Mind Erasure live by the phrase ‘if it’s worth doing, it’s worth overdoing’ and much of Connive plays out like that. It opens with a five-plus minute instrumental song and most of the following songs are well into the five-minute range. There is never just a straightforward song on Connive either; there’s always one extra element. You’ll never have a blackened death metal song, it’s always one of those plus some clean-sung choral parts. Mind Erasure enjoy reaching far beyond their genre descriptors and it helps to keep things interesting, especially when they’re asking to spend nearly an hour with you.
“Azrael” contains a slow, sung dirge that transitions into a snarled death metal gallop that just as quickly whips through a few folk metal tropes, whereas the song “Mind Erasure” is a brick of blasting metal for most of its run time, but even then there’s a hint of melodicism dancing around the edges of the whole affair. That the band then follow it with the eight-minute title song is fun from a stats-nerd perspective as well, but if you were wondering where Connive gets most of its punching-weight from, it’s the aforementioned three-part suite at the end and its title song. The actual “Mind Erasure” song is one of the shorter beauties here, only beaten out by “Pray For Salvation” – which gets to be the high-paced follower song to the instrumental intro.

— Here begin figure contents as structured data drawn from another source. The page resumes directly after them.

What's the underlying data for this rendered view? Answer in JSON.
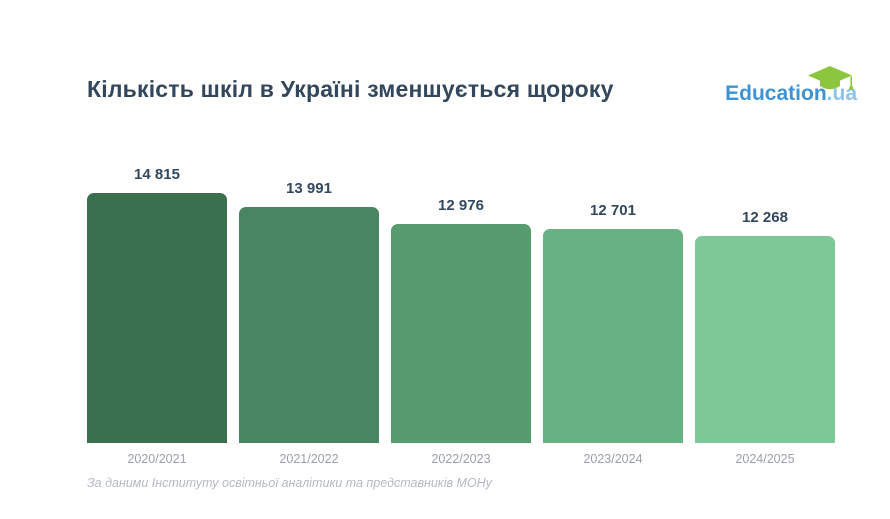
{
  "header": {
    "title": "Кількість шкіл в Україні зменшується щороку",
    "logo": {
      "name": "Education",
      "tld": ".ua",
      "brand_blue": "#3e93d4",
      "tld_blue": "#8ac4ec",
      "cap_green": "#8cc63e"
    }
  },
  "chart_data": {
    "type": "bar",
    "title": "Кількість шкіл в Україні зменшується щороку",
    "categories": [
      "2020/2021",
      "2021/2022",
      "2022/2023",
      "2023/2024",
      "2024/2025"
    ],
    "values": [
      14815,
      13991,
      12976,
      12701,
      12268
    ],
    "values_display": [
      "14 815",
      "13 991",
      "12 976",
      "12 701",
      "12 268"
    ],
    "bar_colors": [
      "#3a704e",
      "#4a8561",
      "#579b6e",
      "#68b183",
      "#7ec897"
    ],
    "value_label_color": "#33475c",
    "tick_label_color": "#9aa1a8",
    "xlabel": "",
    "ylabel": "",
    "ylim": [
      0,
      14815
    ],
    "grid": false,
    "legend": false,
    "value_labels_position": "above-bars",
    "orientation": "vertical"
  },
  "footer": {
    "source": "За даними Інституту освітньої аналітики та представників МОНу"
  }
}
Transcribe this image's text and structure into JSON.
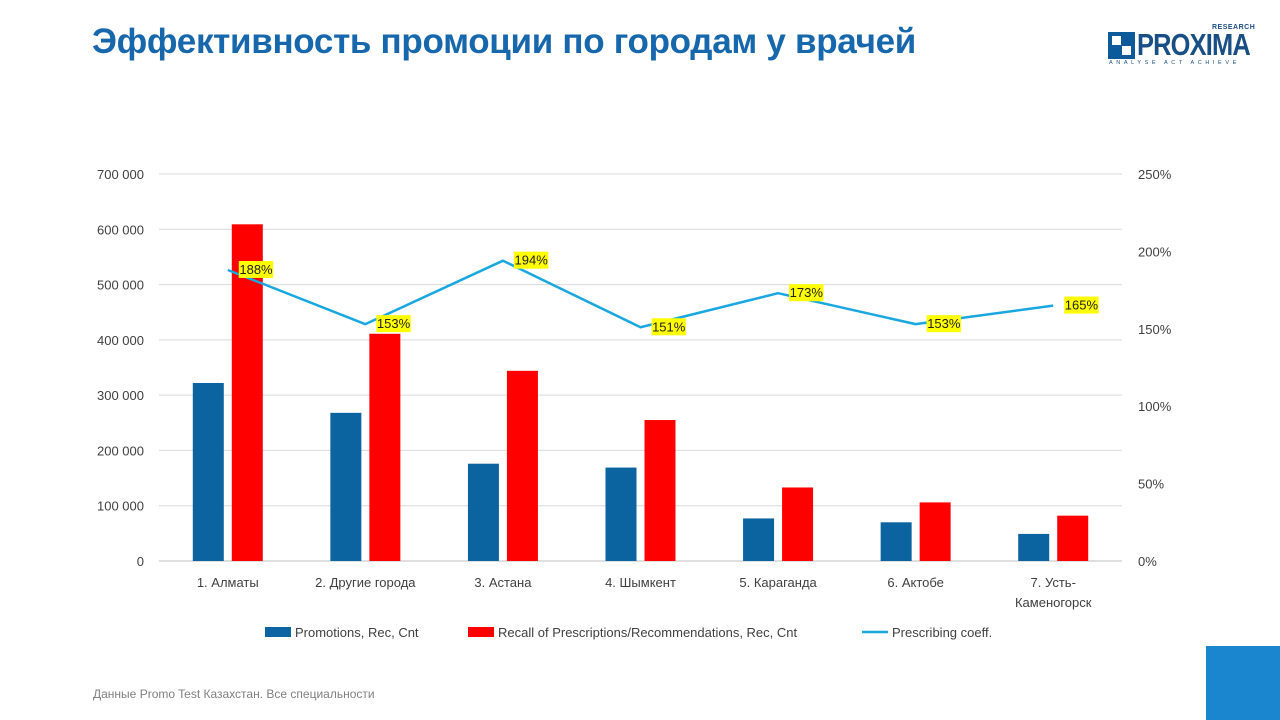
{
  "slide": {
    "title": "Эффективность промоции по городам у врачей",
    "footer": "Данные Promo  Test Казахстан.  Все специальности"
  },
  "logo": {
    "brand": "PROXIMA",
    "research": "RESEARCH",
    "tagline": "ANALYSE ACT ACHIEVE",
    "color": "#1a4f86"
  },
  "chart_data": {
    "type": "bar",
    "categories": [
      "1. Алматы",
      "2. Другие города",
      "3. Астана",
      "4. Шымкент",
      "5. Караганда",
      "6. Актобе",
      "7. Усть-Каменогорск"
    ],
    "category_lines": [
      [
        "1. Алматы"
      ],
      [
        "2. Другие города"
      ],
      [
        "3. Астана"
      ],
      [
        "4. Шымкент"
      ],
      [
        "5. Караганда"
      ],
      [
        "6. Актобе"
      ],
      [
        "7. Усть-",
        "Каменогорск"
      ]
    ],
    "series": [
      {
        "name": "Promotions, Rec, Cnt",
        "kind": "bar",
        "axis": "left",
        "color": "#0b64a0",
        "values": [
          322000,
          268000,
          176000,
          169000,
          77000,
          70000,
          49000
        ]
      },
      {
        "name": "Recall of Prescriptions/Recommendations, Rec, Cnt",
        "kind": "bar",
        "axis": "left",
        "color": "#ff0000",
        "values": [
          609000,
          411000,
          344000,
          255000,
          133000,
          106000,
          82000
        ]
      },
      {
        "name": "Prescribing coeff.",
        "kind": "line",
        "axis": "right",
        "color": "#1aa7e0",
        "values": [
          188,
          153,
          194,
          151,
          173,
          153,
          165
        ],
        "labels": [
          "188%",
          "153%",
          "194%",
          "151%",
          "173%",
          "153%",
          "165%"
        ],
        "label_bg": "#ffff00"
      }
    ],
    "y_left": {
      "ylim": [
        0,
        700000
      ],
      "ticks": [
        0,
        100000,
        200000,
        300000,
        400000,
        500000,
        600000,
        700000
      ],
      "tick_labels": [
        "0",
        "100 000",
        "200 000",
        "300 000",
        "400 000",
        "500 000",
        "600 000",
        "700 000"
      ]
    },
    "y_right": {
      "ylim": [
        0,
        250
      ],
      "ticks": [
        0,
        50,
        100,
        150,
        200,
        250
      ],
      "tick_labels": [
        "0%",
        "50%",
        "100%",
        "150%",
        "200%",
        "250%"
      ]
    },
    "grid": true,
    "legend_position": "bottom"
  }
}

There are absolutely moments throughout Connive where Mind Erasure‘s ambition far outweighs their actual resources but that’s been a theme of metal at large for some time now – and it may be partially our fault for encouraging it anyway. I focus so heavily on how long the disc runs because it does have pacing issues throughout. It seems like Mind Erasure decided that if they were going to put out a full-length they were going to write enough music that they wouldn’t have to worry about a follow-up. They started out here giving it everything they have. That does mean that those fifty-six minutes tend to stretch more than you’d like.
What’s odd though is that Connive does break up neatly into blocks so that every three to four songs play out like their own self-contained adventure. That is part of what makes Connive interesting. It is so highly unpredictable that the base formula it’s built upon finds itself augmented so often that it becomes an adventure just to hear what’s next. When the band are punchy and to-the-point like on “Mind Erasure” and “Cataphasia” they’re a lot of fun – as is any good riff-fest and deafening chug – and when they decide to write an epic song then it’s fun to go along on that adventure with them too.
Connive is a solid starting point to build from and is basically yelling about how much promise there is in Mind Erasure‘s future. It’ll be something to watch when they choose what direction to march in next.